Footage from the scene shows the moments after Abu Akleh was shot.

(Warning: The video is disturbing)

The Israeli government swiftly denied responsibility for killing Abu Akleh and wounding al-Samudi, claiming that they may have been shot by "Palestinian gunmen."

"There is a considerable chance that armed Palestinians, who fired wildly, were the ones who brought about the journalist's unfortunate death," said Israeli Prime Minister Naftali Bennett.

But al-Samudi, speaking to the Associated Press following the incident, dismissed the Israeli government's narrative as a "complete lie."

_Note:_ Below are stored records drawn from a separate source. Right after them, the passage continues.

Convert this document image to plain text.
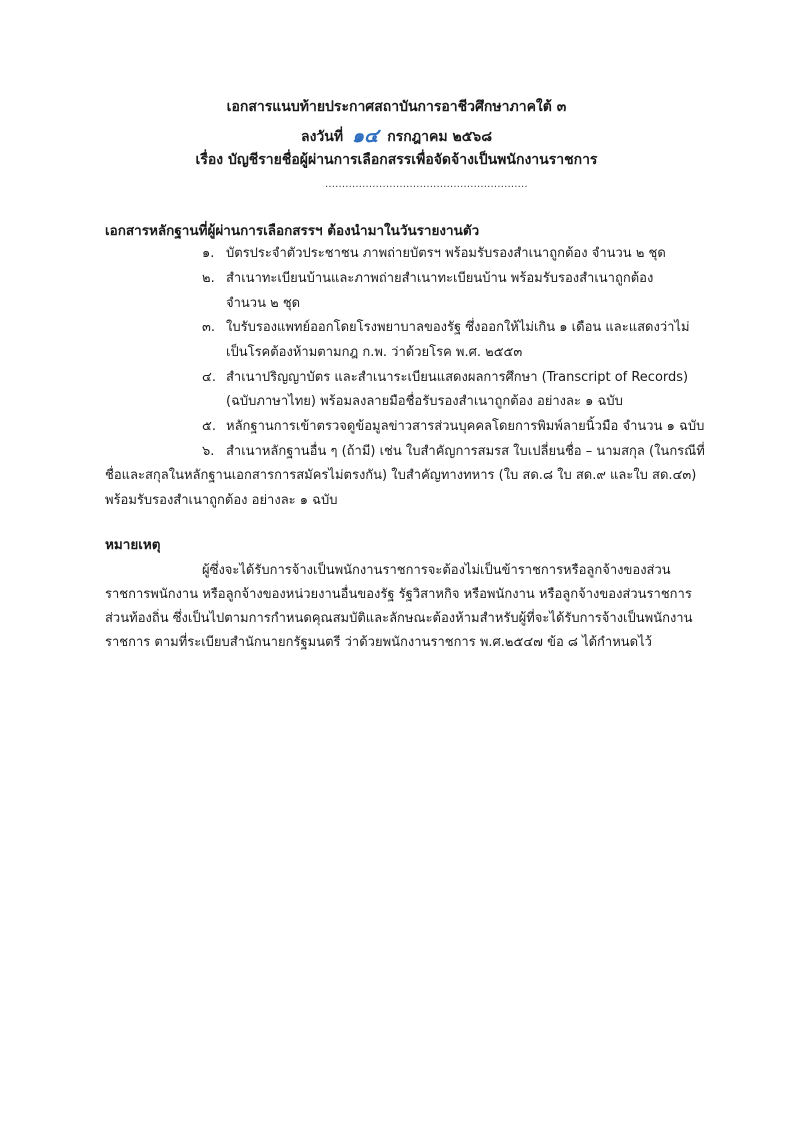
เอกสารแนบท้ายประกาศสถาบันการอาชีวศึกษาภาคใต้ ๓
ลงวันที่ ๑๔ กรกฎาคม ๒๕๖๘
เรื่อง บัญชีรายชื่อผู้ผ่านการเลือกสรรเพื่อจัดจ้างเป็นพนักงานราชการ
............................................................
เอกสารหลักฐานที่ผู้ผ่านการเลือกสรรฯ ต้องนำมาในวันรายงานตัว
๑. บัตรประจำตัวประชาชน ภาพถ่ายบัตรฯ พร้อมรับรองสำเนาถูกต้อง จำนวน ๒ ชุด
๒. สำเนาทะเบียนบ้านและภาพถ่ายสำเนาทะเบียนบ้าน พร้อมรับรองสำเนาถูกต้อง
จำนวน ๒ ชุด
๓. ใบรับรองแพทย์ออกโดยโรงพยาบาลของรัฐ ซึ่งออกให้ไม่เกิน ๑ เดือน และแสดงว่าไม่
เป็นโรคต้องห้ามตามกฎ ก.พ. ว่าด้วยโรค พ.ศ. ๒๕๕๓
๔. สำเนาปริญญาบัตร และสำเนาระเบียนแสดงผลการศึกษา (Transcript of Records)
(ฉบับภาษาไทย) พร้อมลงลายมือชื่อรับรองสำเนาถูกต้อง อย่างละ ๑ ฉบับ
๕. หลักฐานการเข้าตรวจดูข้อมูลข่าวสารส่วนบุคคลโดยการพิมพ์ลายนิ้วมือ จำนวน ๑ ฉบับ
๖. สำเนาหลักฐานอื่น ๆ (ถ้ามี) เช่น ใบสำคัญการสมรส ใบเปลี่ยนชื่อ – นามสกุล (ในกรณีที่
ชื่อและสกุลในหลักฐานเอกสารการสมัครไม่ตรงกัน) ใบสำคัญทางทหาร (ใบ สด.๘ ใบ สด.๙ และใบ สด.๔๓)
พร้อมรับรองสำเนาถูกต้อง อย่างละ ๑ ฉบับ
หมายเหตุ
ผู้ซึ่งจะได้รับการจ้างเป็นพนักงานราชการจะต้องไม่เป็นข้าราชการหรือลูกจ้างของส่วน
ราชการพนักงาน หรือลูกจ้างของหน่วยงานอื่นของรัฐ รัฐวิสาหกิจ หรือพนักงาน หรือลูกจ้างของส่วนราชการ
ส่วนท้องถิ่น ซึ่งเป็นไปตามการกำหนดคุณสมบัติและลักษณะต้องห้ามสำหรับผู้ที่จะได้รับการจ้างเป็นพนักงาน
ราชการ ตามที่ระเบียบสำนักนายกรัฐมนตรี ว่าด้วยพนักงานราชการ พ.ศ.๒๕๔๗ ข้อ ๘ ได้กำหนดไว้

"He said they were all wearing protective gear that clearly marked them as reporters, and they passed by Israeli troops so the soldiers would know that they were there," AP reported. "He said a first shot missed them, then a second struck him, and a third killed Abu Akleh. He said there were no militants or other civilians in the area—only the reporters and the army."

An outpouring of grief and tributes followed news of Abu Akleh's killing.

Yousef Munayyer, a Palestinian-American political analyst, wrote on Twitter that "Shireen was one of the bravest, longest-standing Palestinian journos and an inspiration to so many Palestinians, especially young women in the field of journalism."

In an interview, Abu Akleh's friend and colleague Dalia Hatuqa said that Shireen "was there in every town, every Palestinian town, village, alleyway, refugee camp."

"Everybody knew her name," Hatuqa continued. "Everybody welcomed her. She wanted to do the stories that nobody else wanted to do. And she gave a voice to a lot of people who we otherwise wouldn't have heard from."